In this, influence is proportionate to the expertise we bring to the table. Our own scientific, academic and diplomatic resources are a valuable asset to the creation of regulation thus can be used as a bartering chip. It is at the consultation stage where we see the most international cooperation, largely to ensure that a piece of legislation is suitably workable so that it will pass a vote.
With this in mind remainers largely overestimate the value of having a formal vote further down the chain. What matters is our approach to the consultation, cooperating in good faith and participating in all the informing bodies that draft regulation. In this it is unimaginable that the UK would not be a leading voice from outside the EU.
In this we see the involvement of British NGO's unions, consumer groups and business associations. They are among the best in the world and their competence is in no way contingent on EU membership. To view it purely in terms of the overpaid button pushers in the European Parliament is to discount 90% of the process. It's a two dimensional and rather childish interpretation.
It's not even as if any real scrutiny is applied by MEPs. Most MEPs know very little and have no real expertise. Most of them don't even know what they're voting for. They work to lists provided by their groups. They won't know whether it's ordinary legislative procedure, or whether it's first reading in response to comitology. To them, it's just a vote that they turn up to, in order to press a button. Trying to have sensible discussions with them about what they voted for is usually a total waste of time. They don't have the knowledge and most times they don't have any real understanding of what they are doing.
As to amendments, most are for show only and get discarded. The ones that stick are the official amendments which will bring the text into synchronisation with the original text but, whatever happens, on technical standards, if they come from international sources, the details can't be changed.
Very often, though, you get MEPs showboating and virtue signalling, putting in amendments for the sake of it. These are stripped out during the voting, and have no effect whatsoever. So when it comes down to it, when remainers say we would have no seat at the table, they just mean one particular table, way down the chain and one not actually all that important to the legislative process.
We have heard much about being outward looking and engaging with the world over the last year. This is what it really looks like. For decades we have has a narrow eurocentric view with our attention focussed on the middleman, failing to engage in decisions made at the very top of global governance where anonymous cooperation agreement have far reaching consequences where even the EU is oblivious.

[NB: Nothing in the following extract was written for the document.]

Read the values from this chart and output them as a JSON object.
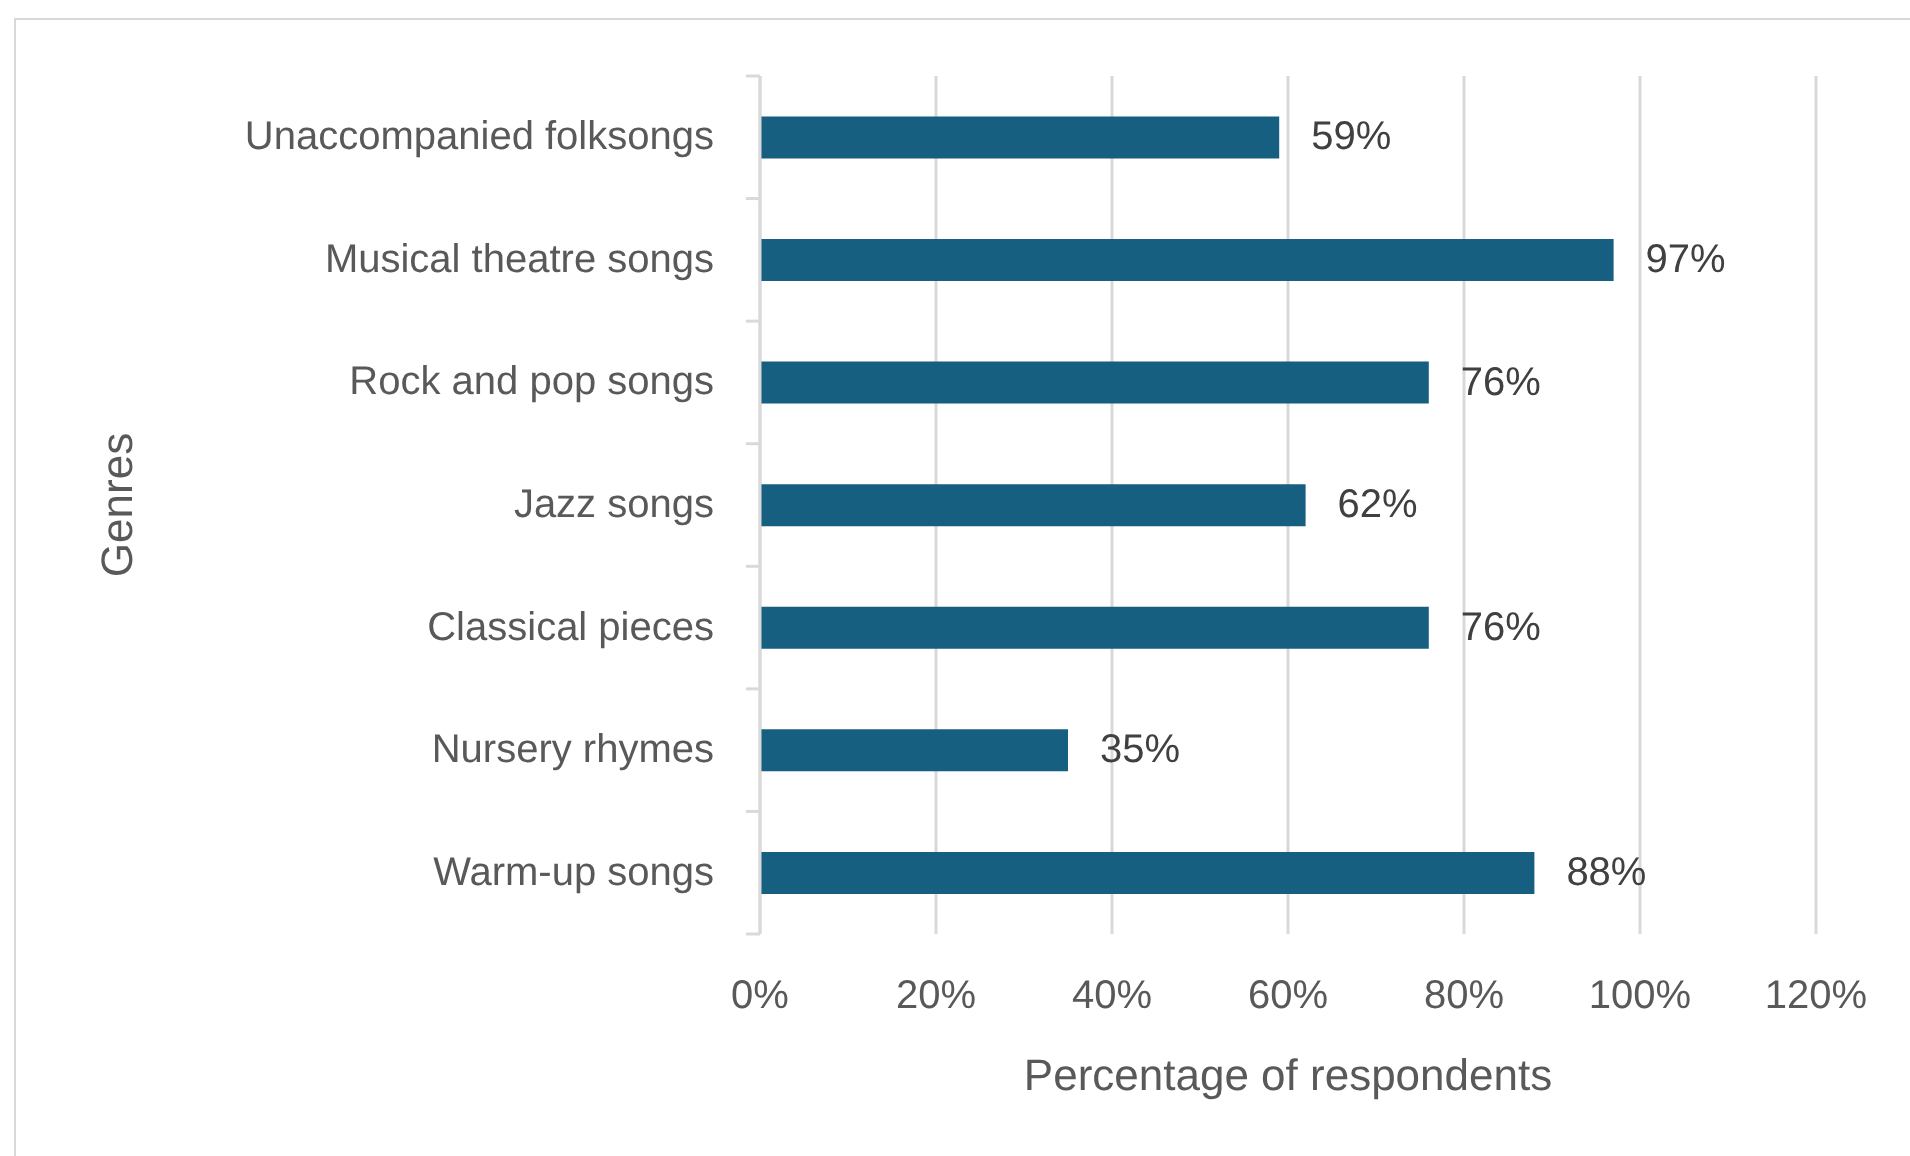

The truth that all sides of the debate will have to come to terms with is the fact that our whole approach to trade is obsolete. The leavers have some gloriously naive ideas about how trade works but by the same token the remainers massively overestimate the significance of the EU.

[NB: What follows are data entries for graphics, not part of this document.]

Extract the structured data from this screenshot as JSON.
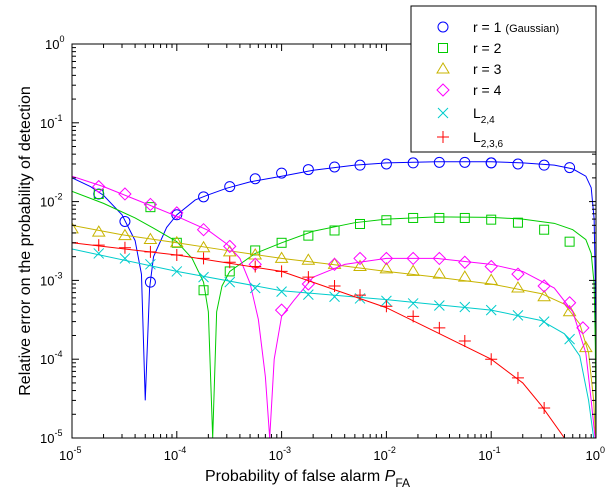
{
  "chart_data": {
    "type": "line",
    "xlabel": "Probability of false alarm",
    "xlabel_symbol": "P",
    "xlabel_symbol_sub": "FA",
    "ylabel": "Relative error on the probability of detection",
    "xscale": "log",
    "yscale": "log",
    "xlim": [
      1e-05,
      1
    ],
    "ylim": [
      1e-05,
      1
    ],
    "x_ticks": [
      {
        "v": 1e-05,
        "base": "10",
        "exp": "-5"
      },
      {
        "v": 0.0001,
        "base": "10",
        "exp": "-4"
      },
      {
        "v": 0.001,
        "base": "10",
        "exp": "-3"
      },
      {
        "v": 0.01,
        "base": "10",
        "exp": "-2"
      },
      {
        "v": 0.1,
        "base": "10",
        "exp": "-1"
      },
      {
        "v": 1,
        "base": "10",
        "exp": "0"
      }
    ],
    "y_ticks": [
      {
        "v": 1e-05,
        "base": "10",
        "exp": "-5"
      },
      {
        "v": 0.0001,
        "base": "10",
        "exp": "-4"
      },
      {
        "v": 0.001,
        "base": "10",
        "exp": "-3"
      },
      {
        "v": 0.01,
        "base": "10",
        "exp": "-2"
      },
      {
        "v": 0.1,
        "base": "10",
        "exp": "-1"
      },
      {
        "v": 1,
        "base": "10",
        "exp": "0"
      }
    ],
    "legend_position": "top-right",
    "series": [
      {
        "name": "r = 1",
        "name_note": "(Gaussian)",
        "color": "#0000ff",
        "marker": "circle",
        "curve": [
          [
            1e-05,
            0.02
          ],
          [
            1.5e-05,
            0.0155
          ],
          [
            2e-05,
            0.012
          ],
          [
            3e-05,
            0.0068
          ],
          [
            4e-05,
            0.0032
          ],
          [
            4.6e-05,
            0.0012
          ],
          [
            5e-05,
            3e-05
          ],
          [
            5.5e-05,
            0.0008
          ],
          [
            6e-05,
            0.002
          ],
          [
            8e-05,
            0.0047
          ],
          [
            0.0001,
            0.0068
          ],
          [
            0.00015,
            0.0105
          ],
          [
            0.0002,
            0.0122
          ],
          [
            0.0003,
            0.0148
          ],
          [
            0.0005,
            0.0178
          ],
          [
            0.001,
            0.021
          ],
          [
            0.002,
            0.025
          ],
          [
            0.005,
            0.029
          ],
          [
            0.01,
            0.031
          ],
          [
            0.03,
            0.032
          ],
          [
            0.1,
            0.032
          ],
          [
            0.2,
            0.031
          ],
          [
            0.4,
            0.029
          ],
          [
            0.6,
            0.026
          ],
          [
            0.8,
            0.021
          ],
          [
            0.9,
            0.015
          ],
          [
            0.96,
            0.006
          ],
          [
            0.985,
            0.0009
          ],
          [
            0.997,
            1e-05
          ]
        ],
        "markers": [
          [
            1.8e-05,
            0.0125
          ],
          [
            3.2e-05,
            0.0056
          ],
          [
            5.6e-05,
            0.00095
          ],
          [
            0.0001,
            0.0068
          ],
          [
            0.00018,
            0.0115
          ],
          [
            0.00032,
            0.0155
          ],
          [
            0.00056,
            0.0195
          ],
          [
            0.001,
            0.023
          ],
          [
            0.0018,
            0.0255
          ],
          [
            0.0032,
            0.0275
          ],
          [
            0.0056,
            0.029
          ],
          [
            0.01,
            0.03
          ],
          [
            0.018,
            0.031
          ],
          [
            0.032,
            0.0315
          ],
          [
            0.056,
            0.0315
          ],
          [
            0.1,
            0.031
          ],
          [
            0.18,
            0.03
          ],
          [
            0.32,
            0.029
          ],
          [
            0.56,
            0.027
          ],
          [
            0.1,
            0.031
          ]
        ]
      },
      {
        "name": "r = 2",
        "color": "#00cc00",
        "marker": "square",
        "curve": [
          [
            1e-05,
            0.0135
          ],
          [
            2e-05,
            0.0095
          ],
          [
            4e-05,
            0.0062
          ],
          [
            6e-05,
            0.0046
          ],
          [
            0.0001,
            0.0031
          ],
          [
            0.00014,
            0.0019
          ],
          [
            0.00018,
            0.00095
          ],
          [
            0.0002,
            0.0004
          ],
          [
            0.00022,
            1e-05
          ],
          [
            0.00024,
            0.0004
          ],
          [
            0.00027,
            0.00085
          ],
          [
            0.00032,
            0.0013
          ],
          [
            0.00056,
            0.0022
          ],
          [
            0.001,
            0.003
          ],
          [
            0.002,
            0.0042
          ],
          [
            0.005,
            0.0054
          ],
          [
            0.01,
            0.006
          ],
          [
            0.03,
            0.0064
          ],
          [
            0.1,
            0.0063
          ],
          [
            0.2,
            0.006
          ],
          [
            0.4,
            0.0053
          ],
          [
            0.6,
            0.0044
          ],
          [
            0.8,
            0.0033
          ],
          [
            0.9,
            0.0022
          ],
          [
            0.96,
            0.0009
          ],
          [
            0.985,
            0.00015
          ],
          [
            0.997,
            1e-05
          ]
        ],
        "markers": [
          [
            1.8e-05,
            0.0125
          ],
          [
            5.6e-05,
            0.0085
          ],
          [
            0.0001,
            0.003
          ],
          [
            0.00018,
            0.00075
          ],
          [
            0.00032,
            0.0013
          ],
          [
            0.00056,
            0.0024
          ],
          [
            0.001,
            0.003
          ],
          [
            0.0018,
            0.0037
          ],
          [
            0.0032,
            0.0043
          ],
          [
            0.0056,
            0.0052
          ],
          [
            0.01,
            0.0058
          ],
          [
            0.018,
            0.0062
          ],
          [
            0.032,
            0.0062
          ],
          [
            0.056,
            0.0062
          ],
          [
            0.1,
            0.0059
          ],
          [
            0.18,
            0.0054
          ],
          [
            0.32,
            0.0044
          ],
          [
            0.56,
            0.0031
          ]
        ]
      },
      {
        "name": "r = 3",
        "color": "#c8b400",
        "marker": "triangle",
        "curve": [
          [
            1e-05,
            0.005
          ],
          [
            3e-05,
            0.0038
          ],
          [
            0.0001,
            0.003
          ],
          [
            0.0003,
            0.0024
          ],
          [
            0.001,
            0.0019
          ],
          [
            0.003,
            0.0016
          ],
          [
            0.01,
            0.0013
          ],
          [
            0.03,
            0.0011
          ],
          [
            0.1,
            0.0009
          ],
          [
            0.3,
            0.00068
          ],
          [
            0.5,
            0.0005
          ],
          [
            0.7,
            0.00028
          ],
          [
            0.85,
            0.00012
          ],
          [
            0.95,
            3e-05
          ],
          [
            0.99,
            1e-05
          ]
        ],
        "markers": [
          [
            1e-05,
            0.0045
          ],
          [
            1.8e-05,
            0.0041
          ],
          [
            3.2e-05,
            0.0037
          ],
          [
            5.6e-05,
            0.0033
          ],
          [
            0.0001,
            0.003
          ],
          [
            0.00018,
            0.0026
          ],
          [
            0.00032,
            0.0023
          ],
          [
            0.00056,
            0.0021
          ],
          [
            0.001,
            0.0019
          ],
          [
            0.0018,
            0.0018
          ],
          [
            0.0032,
            0.0016
          ],
          [
            0.0056,
            0.0015
          ],
          [
            0.01,
            0.0014
          ],
          [
            0.018,
            0.0013
          ],
          [
            0.032,
            0.0012
          ],
          [
            0.056,
            0.0011
          ],
          [
            0.1,
            0.001
          ],
          [
            0.18,
            0.0008
          ],
          [
            0.32,
            0.00062
          ],
          [
            0.56,
            0.0004
          ],
          [
            0.8,
            0.00014
          ]
        ]
      },
      {
        "name": "r = 4",
        "color": "#ff00ff",
        "marker": "diamond",
        "curve": [
          [
            1e-05,
            0.021
          ],
          [
            2e-05,
            0.0155
          ],
          [
            5e-05,
            0.0095
          ],
          [
            0.0001,
            0.0065
          ],
          [
            0.0002,
            0.0043
          ],
          [
            0.0003,
            0.0029
          ],
          [
            0.0004,
            0.0019
          ],
          [
            0.0005,
            0.00092
          ],
          [
            0.0006,
            0.00032
          ],
          [
            0.0007,
            6e-05
          ],
          [
            0.00077,
            1e-05
          ],
          [
            0.00085,
            0.0001
          ],
          [
            0.001,
            0.00035
          ],
          [
            0.0013,
            0.00055
          ],
          [
            0.002,
            0.0011
          ],
          [
            0.004,
            0.0016
          ],
          [
            0.01,
            0.0019
          ],
          [
            0.03,
            0.0019
          ],
          [
            0.1,
            0.0016
          ],
          [
            0.2,
            0.0013
          ],
          [
            0.4,
            0.0008
          ],
          [
            0.6,
            0.0004
          ],
          [
            0.8,
            0.00012
          ],
          [
            0.9,
            3e-05
          ],
          [
            0.98,
            1e-05
          ]
        ],
        "markers": [
          [
            1.8e-05,
            0.0155
          ],
          [
            3.2e-05,
            0.0125
          ],
          [
            5.6e-05,
            0.0092
          ],
          [
            0.0001,
            0.0072
          ],
          [
            0.00018,
            0.0044
          ],
          [
            0.00032,
            0.0027
          ],
          [
            0.00056,
            0.0016
          ],
          [
            0.001,
            0.00042
          ],
          [
            0.0018,
            0.0009
          ],
          [
            0.0032,
            0.0016
          ],
          [
            0.0056,
            0.0019
          ],
          [
            0.01,
            0.0019
          ],
          [
            0.018,
            0.0019
          ],
          [
            0.032,
            0.0019
          ],
          [
            0.056,
            0.0017
          ],
          [
            0.1,
            0.0015
          ],
          [
            0.18,
            0.0012
          ],
          [
            0.32,
            0.00085
          ],
          [
            0.56,
            0.00052
          ],
          [
            0.75,
            0.00025
          ]
        ]
      },
      {
        "name": "L",
        "name_sub": "2,4",
        "color": "#00cccc",
        "marker": "x",
        "curve": [
          [
            1e-05,
            0.0025
          ],
          [
            0.0001,
            0.0013
          ],
          [
            0.001,
            0.00074
          ],
          [
            0.01,
            0.00057
          ],
          [
            0.1,
            0.00042
          ],
          [
            0.3,
            0.00031
          ],
          [
            0.5,
            0.00021
          ],
          [
            0.7,
            0.00011
          ],
          [
            0.85,
            3e-05
          ],
          [
            0.95,
            1e-05
          ]
        ],
        "markers": [
          [
            1.8e-05,
            0.0022
          ],
          [
            3.2e-05,
            0.0019
          ],
          [
            5.6e-05,
            0.0016
          ],
          [
            0.0001,
            0.0013
          ],
          [
            0.00018,
            0.0011
          ],
          [
            0.00032,
            0.00095
          ],
          [
            0.00056,
            0.0008
          ],
          [
            0.001,
            0.00072
          ],
          [
            0.0018,
            0.00066
          ],
          [
            0.0032,
            0.00062
          ],
          [
            0.0056,
            0.00059
          ],
          [
            0.01,
            0.00055
          ],
          [
            0.018,
            0.00051
          ],
          [
            0.032,
            0.00048
          ],
          [
            0.056,
            0.00046
          ],
          [
            0.1,
            0.00042
          ],
          [
            0.18,
            0.00036
          ],
          [
            0.32,
            0.0003
          ],
          [
            0.56,
            0.00018
          ]
        ]
      },
      {
        "name": "L",
        "name_sub": "2,3,6",
        "color": "#ff0000",
        "marker": "plus",
        "curve": [
          [
            1e-05,
            0.003
          ],
          [
            0.0001,
            0.0021
          ],
          [
            0.001,
            0.0013
          ],
          [
            0.01,
            0.00045
          ],
          [
            0.03,
            0.00022
          ],
          [
            0.1,
            0.0001
          ],
          [
            0.2,
            5e-05
          ],
          [
            0.3,
            2.6e-05
          ],
          [
            0.5,
            1e-05
          ]
        ],
        "markers": [
          [
            1e-05,
            0.003
          ],
          [
            1.8e-05,
            0.0028
          ],
          [
            3.2e-05,
            0.0026
          ],
          [
            5.6e-05,
            0.0023
          ],
          [
            0.0001,
            0.0021
          ],
          [
            0.00018,
            0.0019
          ],
          [
            0.00032,
            0.0017
          ],
          [
            0.00056,
            0.0015
          ],
          [
            0.001,
            0.0013
          ],
          [
            0.0018,
            0.0011
          ],
          [
            0.0032,
            0.00085
          ],
          [
            0.0056,
            0.00065
          ],
          [
            0.01,
            0.00047
          ],
          [
            0.018,
            0.00035
          ],
          [
            0.032,
            0.00025
          ],
          [
            0.056,
            0.00017
          ],
          [
            0.1,
            0.0001
          ],
          [
            0.18,
            5.8e-05
          ],
          [
            0.32,
            2.4e-05
          ]
        ]
      }
    ]
  }
}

Looking at the EUs flagship CETA and TTIP deals we can see then headed to the rocks simply because of the dilemmas conflicting bilateral regimes create. We are locked into regional partitions when the real business of trade and regulation has gone global in a big way and governments are no longer in control of it.
If we want to break the deadlock we have to start thinking about trade in a different way. We have to think and act globally and we have to drop our bizarre fixation with tariffs. It really is bicycle shed syndrome. Non tariff barriers are choking global trade and increasing all the time. Only through acting globally can we smash them down. Bilateral deals may sound appealing but like the EU, that thinking belongs to the previous century.